Tentang 'Fatwa Mati' untuk Ulil

Ancaman mati itu bisa berbahaya dan membatasi kebebasan berpikir yang diagungkan Islam.

8 Desember 2002 | 00.00 WIB

Image of Tempo
Perbesar

Baca berita dengan sedikit iklan, klik di sini

APA yang terjadi jika sebuah pendapat berupa penafsiran terhadap ajaran agama dibalas dengan kekuatan disertai ancaman kematian? Di situlah kemandekan berpikir tengah berlangsung, mungkin tanpa disadari.

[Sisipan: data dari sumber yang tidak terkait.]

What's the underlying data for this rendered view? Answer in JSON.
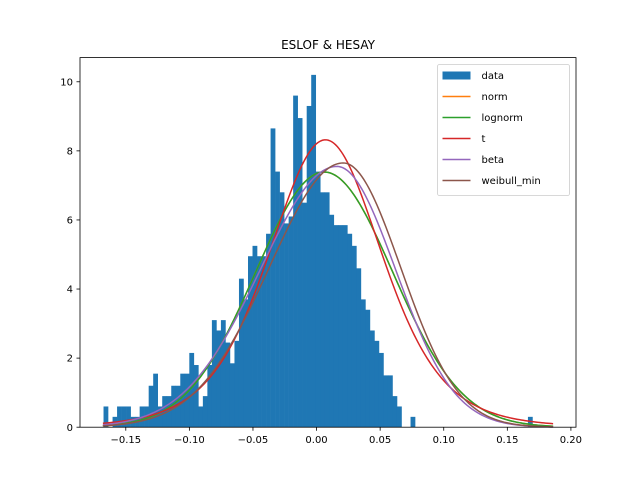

Kebebasan berekspresi dan mengeluarkan pendapat tak lagi mendapat tempat. Kejumudan intelektual mengancam di depan mata. Dan yang lebih fatal, ada bahaya anarki atas nama agama, yang justru secara prinsip tak bisa dibenarkan oleh agama itu sendiri.

Itulah yang tengah terjadi setelah Ulil Abshar-Abdalla menulis kolom Menyegarkan Kembali Pemahaman Islam di harian Kompas, 18 November lalu. Kolom itu mendapat reaksi keras dari sekitar 80 ulama yang mengklaim mewakili 15 pesantren di Jawa Barat, Jawa Tengah, dan Jawa Timur. Di bawah koordinasi Ustad Athian Ali dari Forum Ulama Umat Indonesia di Bandung, mereka lalu meneken "fatwa" atau petisi mati untuk pemikir muda Nahdlatul Ulama yang kini memimpin Jaringan Islam Liberal itu. Ulil dinilai "menghina Allah, Islam, dan Nabi Muhammad SAW" sehingga layak dihukum mati.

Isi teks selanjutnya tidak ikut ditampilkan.